National Coming Out Day is a day in which many lesbian, gay, bisexual, transgender, queer (LGBTQ+) individuals celebrate coming out. Many people may choose to come out for the first time on this day and many people celebrate already living their lives as their authentic selves while showing encouragement to those who are not yet safe or ready to share. Showing up as your authentic self requires bravery and resilience, especially for LGBTQ youth. In a world that continues to target them with anti-LGBTQ legislation, bans books about their identities and gives them messages that their identities aren’t real, it’s still quite hard for many LGBTQ+ kids to share who they really are.  
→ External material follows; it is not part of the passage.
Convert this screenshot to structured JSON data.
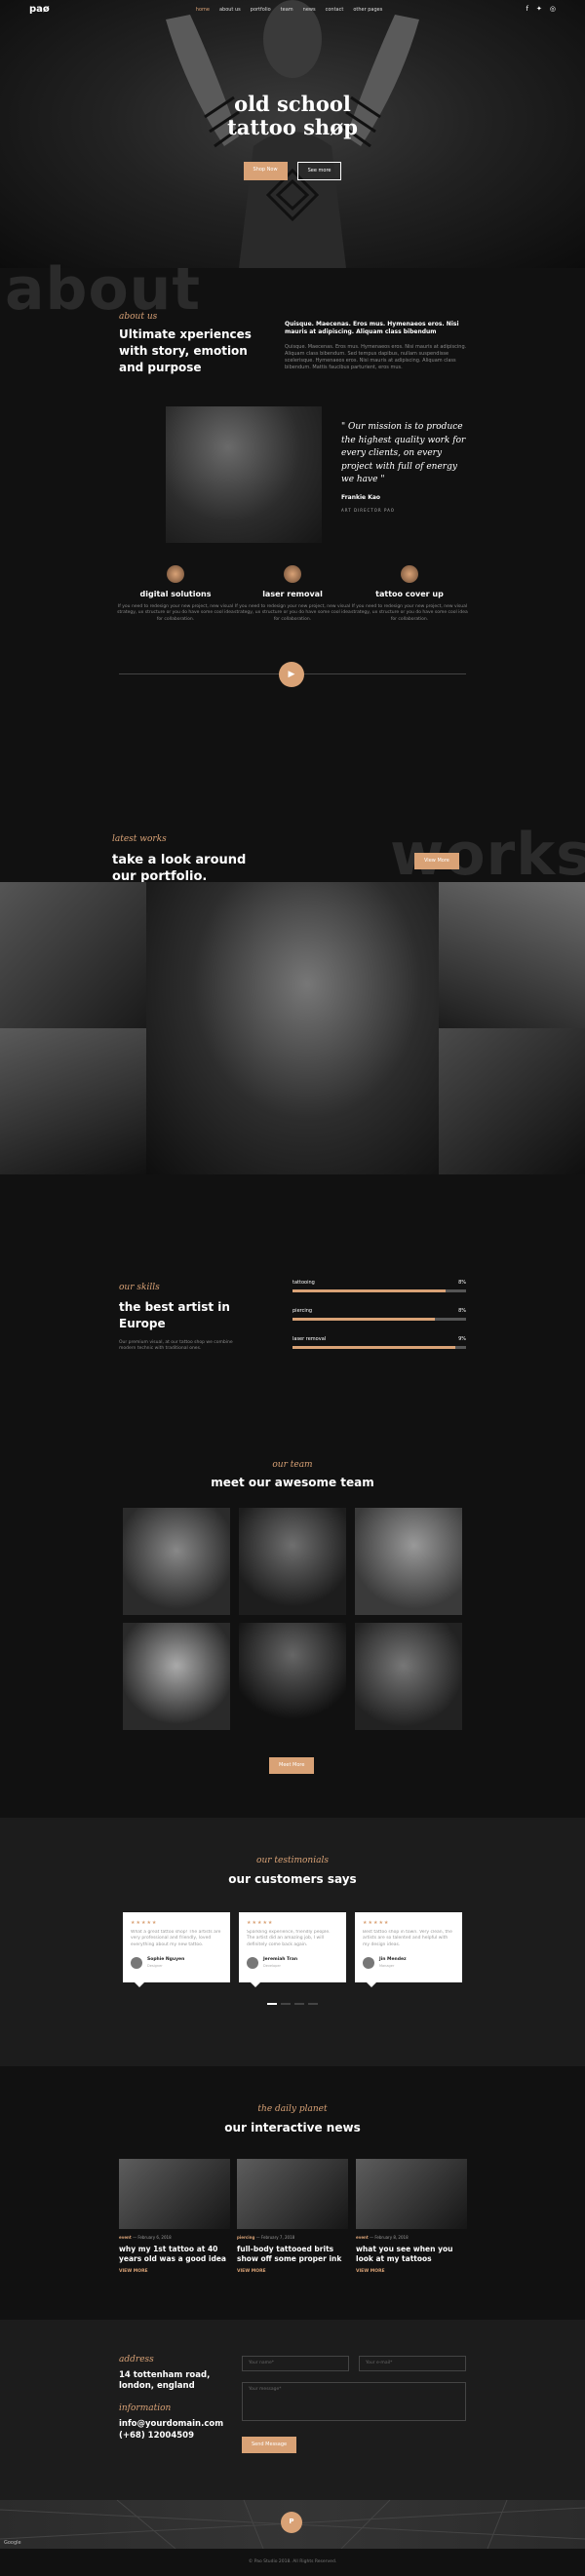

LGBTQ+ youth continue to be disproportionately bullied at school by their peers, and sometimes even at home by their family members. They feel unsafe, they are harassed, assaulted and isolated. According to the 2017 National School Climate Survey, 59.5% of LGBTQ students felt unsafe at school because of their sexual orientation. Many youth feel that they would be safer on the streets than within the walls of their school.  

Stop Bullying Day is a day dedicated to uniting all people together and celebrating their differences. It’s a day to promote kindness, acceptance and inclusion for everyone. Because gender identity and sexual orientation remain one of the biggest reasons that kids are targeted in schools, it’s fitting that celebrating LGBTQ+ identities with National Coming Out Day is followed by a day to ensure that those who are living as their authentic selves have safe spaces to learn, play and grow. During these two critical days for supporting LGBTQ+ youth this October is a great time to learn more about how to be an ally to the transgender community.
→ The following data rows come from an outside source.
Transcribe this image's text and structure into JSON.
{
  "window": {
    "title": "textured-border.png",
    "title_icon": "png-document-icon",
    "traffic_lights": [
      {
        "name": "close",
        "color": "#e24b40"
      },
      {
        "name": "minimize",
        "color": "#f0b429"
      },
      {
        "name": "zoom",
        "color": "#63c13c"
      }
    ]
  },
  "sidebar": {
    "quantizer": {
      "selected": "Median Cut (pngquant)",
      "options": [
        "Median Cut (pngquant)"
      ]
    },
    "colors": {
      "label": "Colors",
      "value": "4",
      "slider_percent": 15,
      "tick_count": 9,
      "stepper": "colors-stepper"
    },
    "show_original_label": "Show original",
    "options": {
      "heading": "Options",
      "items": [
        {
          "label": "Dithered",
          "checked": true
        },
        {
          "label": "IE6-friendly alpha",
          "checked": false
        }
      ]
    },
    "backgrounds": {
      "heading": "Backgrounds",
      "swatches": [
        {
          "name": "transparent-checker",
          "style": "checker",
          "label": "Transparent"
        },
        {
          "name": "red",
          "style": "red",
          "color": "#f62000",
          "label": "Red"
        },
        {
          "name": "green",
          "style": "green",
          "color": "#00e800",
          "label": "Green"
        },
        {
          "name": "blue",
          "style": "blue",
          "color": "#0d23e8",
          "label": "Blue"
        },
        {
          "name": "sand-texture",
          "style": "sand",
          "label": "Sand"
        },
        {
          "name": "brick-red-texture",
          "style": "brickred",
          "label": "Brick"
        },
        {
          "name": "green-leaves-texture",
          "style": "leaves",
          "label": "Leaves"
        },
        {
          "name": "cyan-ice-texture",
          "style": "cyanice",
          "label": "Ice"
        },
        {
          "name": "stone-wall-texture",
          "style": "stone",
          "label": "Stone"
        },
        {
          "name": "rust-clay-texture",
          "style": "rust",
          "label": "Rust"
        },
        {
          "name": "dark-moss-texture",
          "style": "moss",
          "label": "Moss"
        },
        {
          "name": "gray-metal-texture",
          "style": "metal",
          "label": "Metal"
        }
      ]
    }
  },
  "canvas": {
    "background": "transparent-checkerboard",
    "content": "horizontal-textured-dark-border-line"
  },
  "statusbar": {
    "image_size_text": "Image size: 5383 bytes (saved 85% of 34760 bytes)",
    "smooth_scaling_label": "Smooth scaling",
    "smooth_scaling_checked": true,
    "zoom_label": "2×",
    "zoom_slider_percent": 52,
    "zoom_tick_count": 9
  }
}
Kindness and acceptance are vital to this world and for our youth, without these actions, it could truly mean life or death. Without love, kindness, acceptance and inclusion, the numbers tell us that the world they live in isn’t safe for LGBTQ youth. The National School Climate Survey reported that based on sexual orientation LGBTQ students:

  • Experienced verbal harassment (e.g., called names or threatened) at school: 70.1% 
  • Were physically harassed (e.g., pushed or shoved): 28.9% 
  • Were physically assaulted (e.g., punched, kicked, injured with a weapon): 12.4% 
  • LGBTQ+ youth who are highly rejected by their families are 8 times more likely to have attempted suicide, whereas the risk is significantly decreased when parents and families are supportive. 
  • So far, 2022 has been the worst year on record for anti-transgender legislation, and many bills specifically targeting transgender and gender diverse kids. 
  • Transgender youth are far more likely than their non-transgender peers to experience depression — nearly four times the risk, according to one study (Reisner 2015). 

These numbers are devastating to read – and dangerous to experience. But there is another number that is just as powerful: One. One supportive adult is all that it takes to reduce the risk of an LGBTQ+ youth person contemplating suicide by 40%. One of you is all it takes to save a young person’s life. All kids deserve to grow up happy, healthy, safe and strong, including transgender youth. All of our kids and the diversity of their identities enrich the world and our lives, let’s use this month to show them how valuable, important and loved they are. The culture is shifting and the time is now to create safe and affirming spaces and drive meaningful change. 

Dr. Angela Kade Goepferd
Dr. Kade Goepferd, (they/them)

Chief education officer and medical director of the Gender Health program

Dr. Kade Goepferd, (they/them), is the chief education officer, pediatrician and medical director of the Gender Health program at Children’s Minnesota. Dr. Goepferd is an advocate for advancing equitable health care for all children – including trans and gender-diverse youth. They have been named a Top Doctor by both Minneapolis/St. Paul Magazine and Minnesota Monthly for the last several years and gave their first TED talk, “The Revolutionary Truth about Kids and Gender Identity” at TEDx Minneapolis in 2020.